More than disturbing, this story may be an emotional trigger for some. Dallas Morning News reports on the owner of a Frisco medical company who regularly directed nurses to “overdose hospice patients” with drugs such as morphine to “speed up their deaths and maximize profits.”
In an affidavit written by the FBI, Brad Harris, the founder of Novus Heath Care Services Inc., sent text messages like, “You need to make this patient go bye-bye.”
No charges have been filed against Novus or Harris. Harris, 34, did not return messages left with a receptionist and at his Frisco home.
Harris, an accountant, told a nurse to overdose three patients and directed another employee to increase a patient’s medication to four times the maximum allowed, the FBI said.
In the first case, the employee refused to follow the alleged instructions, the agent wrote in the affidavit. The document does not say whether the other three patients were actually harmed.

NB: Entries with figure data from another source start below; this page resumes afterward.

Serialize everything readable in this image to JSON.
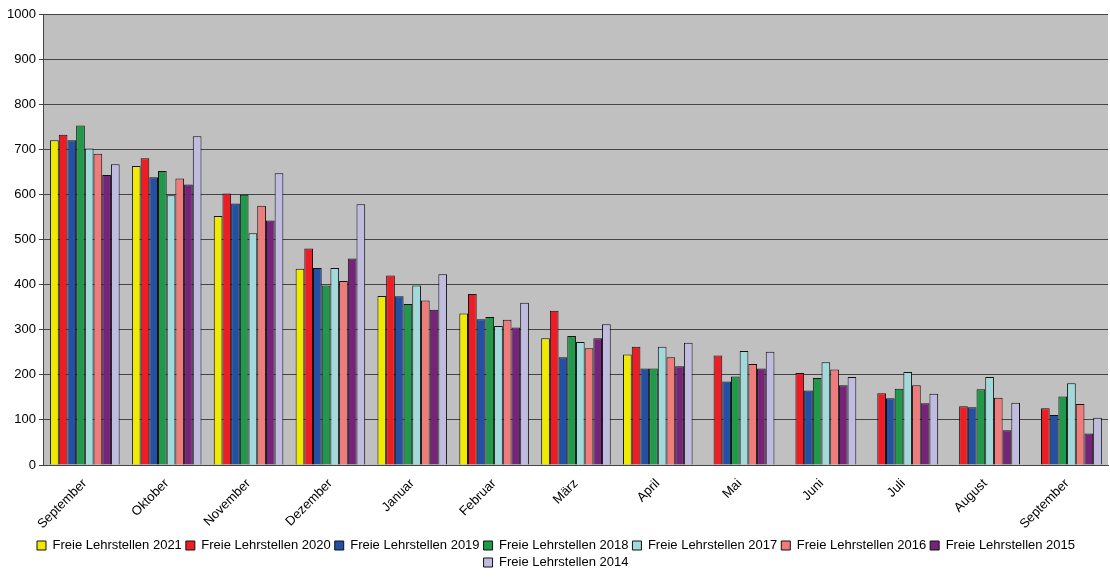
{
  "chart_data": {
    "type": "bar",
    "categories": [
      "September",
      "Oktober",
      "November",
      "Dezember",
      "Januar",
      "Februar",
      "März",
      "April",
      "Mai",
      "Juni",
      "Juli",
      "August",
      "September"
    ],
    "series": [
      {
        "name": "Freie Lehrstellen 2021",
        "color": "#f0ea00",
        "values": [
          720,
          663,
          552,
          435,
          375,
          336,
          281,
          245,
          null,
          null,
          null,
          null,
          null
        ]
      },
      {
        "name": "Freie Lehrstellen 2020",
        "color": "#ee1c25",
        "values": [
          732,
          680,
          602,
          480,
          420,
          379,
          342,
          262,
          243,
          204,
          159,
          130,
          126
        ]
      },
      {
        "name": "Freie Lehrstellen 2019",
        "color": "#2450a4",
        "values": [
          720,
          638,
          580,
          437,
          374,
          323,
          239,
          214,
          185,
          165,
          148,
          128,
          111
        ]
      },
      {
        "name": "Freie Lehrstellen 2018",
        "color": "#21994a",
        "values": [
          753,
          652,
          599,
          398,
          357,
          328,
          286,
          214,
          196,
          193,
          169,
          168,
          152
        ]
      },
      {
        "name": "Freie Lehrstellen 2017",
        "color": "#a2dadb",
        "values": [
          702,
          598,
          514,
          437,
          398,
          308,
          273,
          262,
          253,
          228,
          206,
          195,
          181
        ]
      },
      {
        "name": "Freie Lehrstellen 2016",
        "color": "#f07b7b",
        "values": [
          690,
          635,
          575,
          408,
          365,
          322,
          259,
          239,
          224,
          212,
          177,
          149,
          135
        ]
      },
      {
        "name": "Freie Lehrstellen 2015",
        "color": "#76237a",
        "values": [
          643,
          622,
          542,
          458,
          344,
          305,
          281,
          219,
          214,
          177,
          137,
          77,
          70
        ]
      },
      {
        "name": "Freie Lehrstellen 2014",
        "color": "#c0bce0",
        "values": [
          667,
          729,
          647,
          578,
          423,
          360,
          312,
          271,
          251,
          195,
          158,
          138,
          105
        ]
      }
    ],
    "ylim": [
      0,
      1000
    ],
    "yticks": [
      0,
      100,
      200,
      300,
      400,
      500,
      600,
      700,
      800,
      900,
      1000
    ],
    "grid": "y",
    "legend": "bottom"
  }
}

Harris also told other health care executives over a lunch meeting that he wanted to “find patients who would die within 24 hours,” and made comments like, “if this f— would just die,” an FBI agent wrote in the warrant.
Given the above assertions, it’s turns the stomach to read the company’s website mission statement.
“We have a saying at Novus, be fast and treat people the way we would want to be treated. This encourages us to go the extra mile to make patients feel comfortable and secure about their special needs and requests.”
Scott Gordon with NBCDFW.com emphasizes that health care providers do not necessarily make more money for longer hospice stays. They are subject to an “aggregator cap,” which limits Medicare and Medicaid payments based on the yearly average hospice stay. In an affidavit, the FBI says the provider can be forced to pay back part of their payments to the government if patients live longer.
“Hence, hospice providers have an incentive to enroll patients whose hospice stays will be short relative to the cap.”
The FBI began its investigation into Novus back in October 2014 and initially focused on previous medical fraud allegations that Novus was recruiting patients “who did not qualify for services” and charged the government for services that were not medically necessary. Harris has no medical training or licenses, and would direct his employed nurses to overdose hospice patients with palliative medications such as morphine to hasten death, and thereby minimize Novus’s [paybacks] under the cap. While interviewing some of Novus employees, FBI reported that Harris would decide which home care patients would be moved to hospice. He would have employees (who were not licensed doctors) to sign the certifications with the names of doctors also employed by Novus. If a patient was on hospice care for too long, thus ultimately costing Novus, Harris would direct the patient back to home health, “irrespective of whether the patient needed continued hospice care.”
In a lunch meeting, the FBI said, Harris asked two health care executives to “find patients who would die within 24 hours” because that would “save my ass toward the cap.”
Speaking of one of his patients, Harris said “words to the effect of, ‘If this f— would just die.’”
This story almost seems surreal. It’s like something we’d see in a horror movie. Gordon adds the FBI is working with investigators from the Department of Health and Human Services (HHS), which provides health benefits for people 65 and older. Medicaid is mostly funded by federal tax dollars to provide healthcare for the poor.
Once again, the poor become the victims of extreme medical, corporate, and political corruption. It’s so important for a story like this to surface, be republished, and be shared throughout social media. Awareness is the first step to change.